Regional Development: Rich Europe, poor Europe
7 July 2010
Polska The Times
Numerous national and European programmes have yet to succeed in eradicating major disparities between the rich and poor regions of the continent — a situation that may lead to funding cuts in the context of the current economic crisis.
Even in countries where schemes to reduce regional disparities have been in operation for several decades, the results are less than spectacular. Now, the findings of a recent Eurostat study have quantified the scope of the wealth-gap that remains between richer and poorer areas of the European Union. The City of London rests at the high end of the scale, with a per capita GDP in the City of London is 334% of the EU average--more than a dozen times greater than per capita GDP in north western Bulgaria, which is just 26% of the EU average.
Peculiar parallels and unexpected variations
The statistics bring to light some peculiar parallels and some unexpected variations. In Germany, for example, per capita purchasing power in the state of Saxony-Anhalt is more or less on par with Estonia or richer regions of Greece. However, a huge disparity emerges if we compare the city of Chemnitz in Saxony, where per capita GDP stands at 82% of the European average, and Hamburg, where it is more than twice as high, at 192%.

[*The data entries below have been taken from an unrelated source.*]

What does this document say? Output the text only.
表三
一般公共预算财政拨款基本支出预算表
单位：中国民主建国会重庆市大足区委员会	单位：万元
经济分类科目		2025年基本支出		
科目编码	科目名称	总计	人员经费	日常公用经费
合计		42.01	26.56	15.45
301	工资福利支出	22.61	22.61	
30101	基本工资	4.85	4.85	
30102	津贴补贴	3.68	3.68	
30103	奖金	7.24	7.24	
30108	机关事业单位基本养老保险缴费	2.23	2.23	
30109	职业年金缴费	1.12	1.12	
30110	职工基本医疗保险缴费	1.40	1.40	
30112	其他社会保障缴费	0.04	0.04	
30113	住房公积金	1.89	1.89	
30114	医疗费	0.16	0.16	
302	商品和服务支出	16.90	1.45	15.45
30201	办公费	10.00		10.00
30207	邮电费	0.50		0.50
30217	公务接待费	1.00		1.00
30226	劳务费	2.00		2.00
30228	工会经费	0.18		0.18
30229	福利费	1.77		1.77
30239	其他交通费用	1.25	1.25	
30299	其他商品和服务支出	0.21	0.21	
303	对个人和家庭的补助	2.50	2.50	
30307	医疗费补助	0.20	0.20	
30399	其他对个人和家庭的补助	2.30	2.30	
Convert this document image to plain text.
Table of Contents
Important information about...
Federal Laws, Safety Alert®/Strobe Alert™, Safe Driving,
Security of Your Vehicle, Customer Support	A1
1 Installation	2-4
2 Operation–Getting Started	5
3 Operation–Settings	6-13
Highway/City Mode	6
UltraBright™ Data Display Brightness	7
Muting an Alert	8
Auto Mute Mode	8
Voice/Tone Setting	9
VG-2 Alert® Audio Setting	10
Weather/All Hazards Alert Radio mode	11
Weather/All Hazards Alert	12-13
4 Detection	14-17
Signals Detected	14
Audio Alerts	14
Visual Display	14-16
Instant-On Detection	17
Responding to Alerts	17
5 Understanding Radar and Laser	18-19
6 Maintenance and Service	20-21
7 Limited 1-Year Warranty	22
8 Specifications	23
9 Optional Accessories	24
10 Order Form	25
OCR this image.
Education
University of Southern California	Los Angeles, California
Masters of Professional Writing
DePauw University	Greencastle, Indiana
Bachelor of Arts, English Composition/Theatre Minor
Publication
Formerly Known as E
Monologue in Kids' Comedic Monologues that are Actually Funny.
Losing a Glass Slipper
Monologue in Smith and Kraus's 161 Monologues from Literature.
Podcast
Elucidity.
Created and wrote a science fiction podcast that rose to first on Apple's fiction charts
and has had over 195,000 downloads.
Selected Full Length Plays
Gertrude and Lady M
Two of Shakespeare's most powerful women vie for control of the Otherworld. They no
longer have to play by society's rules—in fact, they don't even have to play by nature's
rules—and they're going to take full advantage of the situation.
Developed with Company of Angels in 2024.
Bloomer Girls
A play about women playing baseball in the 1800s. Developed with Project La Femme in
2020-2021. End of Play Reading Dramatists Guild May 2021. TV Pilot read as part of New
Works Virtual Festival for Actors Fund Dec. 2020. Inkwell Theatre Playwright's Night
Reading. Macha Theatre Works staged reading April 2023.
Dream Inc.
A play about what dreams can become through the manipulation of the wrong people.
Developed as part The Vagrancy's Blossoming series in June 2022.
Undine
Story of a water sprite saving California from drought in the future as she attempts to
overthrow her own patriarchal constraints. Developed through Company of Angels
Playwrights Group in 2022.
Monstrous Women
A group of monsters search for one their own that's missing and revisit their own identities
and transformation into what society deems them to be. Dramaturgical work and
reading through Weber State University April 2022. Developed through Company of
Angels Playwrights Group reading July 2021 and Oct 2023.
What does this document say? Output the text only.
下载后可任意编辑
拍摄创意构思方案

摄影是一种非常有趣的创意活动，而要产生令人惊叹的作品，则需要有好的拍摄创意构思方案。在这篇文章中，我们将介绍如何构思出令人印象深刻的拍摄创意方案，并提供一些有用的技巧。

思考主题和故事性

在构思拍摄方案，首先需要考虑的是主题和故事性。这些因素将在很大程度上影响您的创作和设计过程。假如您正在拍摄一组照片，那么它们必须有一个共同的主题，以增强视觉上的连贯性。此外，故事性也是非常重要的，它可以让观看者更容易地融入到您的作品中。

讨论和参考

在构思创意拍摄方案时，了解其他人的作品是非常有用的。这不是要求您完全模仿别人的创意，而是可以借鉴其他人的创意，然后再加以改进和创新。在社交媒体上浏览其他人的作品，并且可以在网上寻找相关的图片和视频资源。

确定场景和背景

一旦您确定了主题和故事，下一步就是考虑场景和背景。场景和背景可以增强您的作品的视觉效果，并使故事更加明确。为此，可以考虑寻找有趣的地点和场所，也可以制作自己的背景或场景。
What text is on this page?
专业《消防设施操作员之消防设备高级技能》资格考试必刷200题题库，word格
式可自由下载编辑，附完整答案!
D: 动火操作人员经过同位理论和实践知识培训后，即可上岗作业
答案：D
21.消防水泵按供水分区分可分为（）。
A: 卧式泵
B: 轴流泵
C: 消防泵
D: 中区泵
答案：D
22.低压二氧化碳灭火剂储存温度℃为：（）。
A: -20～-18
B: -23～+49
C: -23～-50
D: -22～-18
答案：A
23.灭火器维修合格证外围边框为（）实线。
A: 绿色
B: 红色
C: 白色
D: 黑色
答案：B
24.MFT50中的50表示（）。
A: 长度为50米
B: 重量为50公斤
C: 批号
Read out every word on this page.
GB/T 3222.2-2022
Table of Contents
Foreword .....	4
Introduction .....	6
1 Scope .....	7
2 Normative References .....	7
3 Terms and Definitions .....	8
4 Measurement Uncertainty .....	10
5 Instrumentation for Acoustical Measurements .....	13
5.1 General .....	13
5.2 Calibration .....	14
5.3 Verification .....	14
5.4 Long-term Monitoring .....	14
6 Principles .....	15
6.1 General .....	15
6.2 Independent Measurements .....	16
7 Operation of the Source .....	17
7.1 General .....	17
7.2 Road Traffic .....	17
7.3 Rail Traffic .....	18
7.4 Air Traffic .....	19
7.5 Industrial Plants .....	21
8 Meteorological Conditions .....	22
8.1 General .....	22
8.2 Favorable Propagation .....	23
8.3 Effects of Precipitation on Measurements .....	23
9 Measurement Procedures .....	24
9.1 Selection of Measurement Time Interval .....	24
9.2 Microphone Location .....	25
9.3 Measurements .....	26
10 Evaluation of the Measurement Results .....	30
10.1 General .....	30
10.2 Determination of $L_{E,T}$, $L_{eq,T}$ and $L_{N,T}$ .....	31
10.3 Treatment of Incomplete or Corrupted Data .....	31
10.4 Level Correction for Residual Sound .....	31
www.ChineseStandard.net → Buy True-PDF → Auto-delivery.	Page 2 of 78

A similar situation prevails in Spain, where residents in Andalusia and Murcia in the south of the country produce 82% of the average per capita GDP, while their fellow citizens in Madrid and Catalonia can expect to generate 136% and 123% of the European average.
Germany leads way
However, these numbers appear moderate when compared with the figures for Italy, where regional differences are even more polarised. Per capita GDP falls as you travel south along the Italian peninsula. In Piedmont and Lombardy (Milan and Turin), this indicator stands 134% and 119% of the EU average, respectively, while in Campania (Naples), it remains only slightly higher than 65%. Without a doubt, the German federal government has done more than any other national administration to address the problem of regional disparities. Over the last 20 years within the framework of the “German Unity Fund” and Solidarity Pacts, the East German Länder have received almost 1.5 billion euros. Under the Aufbau Ost programme for the economic reconstruction of the former DDR, the federal government has financed retirement payments, welfare benefits and the construction of new roads and urban infrastructure, all in the hopes of facilitating further investment.
Federal government’s job policy an unmitigated failure
This transformation becomes apparent when you take the motorway from the East to the West of the country. And it has been on such a scale that some western regions and major industrial centres have begun to worry about lagging behind more dynamic states in the East.
Yet average GDP in the East German Länder only amounts to 71% of West-German GDP, and the same disparity is reflected in average incomes. At the same time, the federal government’s job creation policy has been an unmitigated failure, as the rate of unemployment in the East remains twice as high as it is in the West.
Andalusia provides interesting illustration
Politicians in Germany’s CDU-CSU and FDP ruling coalition are growing weary of the endless promotion of the country’s eastern provinces. Matthias Platzeck, the social-democrat Minister President of the state of Brandenburg, has warned that there is no majority support for plans to continue the Solidarity Pact beyond 2019.
In Spain, Andalusia provides an interesting illustration of the impact of EU structural funds, which have been heavily tapped by the regional government in Seville, just as they have been in Poland. However, the development programmes in this part of Spain, which were undertaken between 1980 and 2000, have done relatively little to boost the local economy. Studies conducted by economists in Malaga Cadiz have shown that funds from both the national government and from Europe have yet to result in development on a scale comparable with the north of the country.
Sharper north-south divide in Italy
In recent years, the drive to improve conditions for small and medium-sized companies has become the main priority for Andalusian development, which has historically been oriented primarily toward the tourist industry (11% of GDP). For the period 2007-2013, Andalusia will benefit from 15 billion euros of European funding – just part of the 41% EU funding allocated for Spain that is spent on the south of the country. The results, however, have yet to measure up to Brussels’ bold objective of a 2.4 % increase in Andalusian GDP.
An even sharper north-south divide exists in Italy, where the beautiful motorways in the country's economic heartland centred on Turin and Milan are in marked contrast to the dilapidated roads around Naples. This situation, moreover, has persisted in spite of the 140 billion euros spent by the Italian government’s Fund for the South (Cassa per il Mezzogiorno) initiative in effect from 1951 to 1992. The programme was so catastrophic, it even attracted the attention of the International Monetary Fund, which expressed concern over its impact on Italy's public finances and eventually pressured the Italian government to withdraw it.
Brussels wary of another Mezzogiorno
The European programmes, which to some extent have replaced the Cassa per il Mezzogiorno, have not been marked by any great advances in efficiency. As Francesco Aiello of the University of Calabria explains, they had a small effect on per capita GDP, but their impact remains very weak.
Not surprisingly, Brussels has always been wary of the possibility of another "Mezzogiorno," which could turn into a black hole for public funds. Now, with the recent economic crisis having made debt reduction a priority for most EU member states, even more credible programmes to reduce regional disparities may see their funding cut.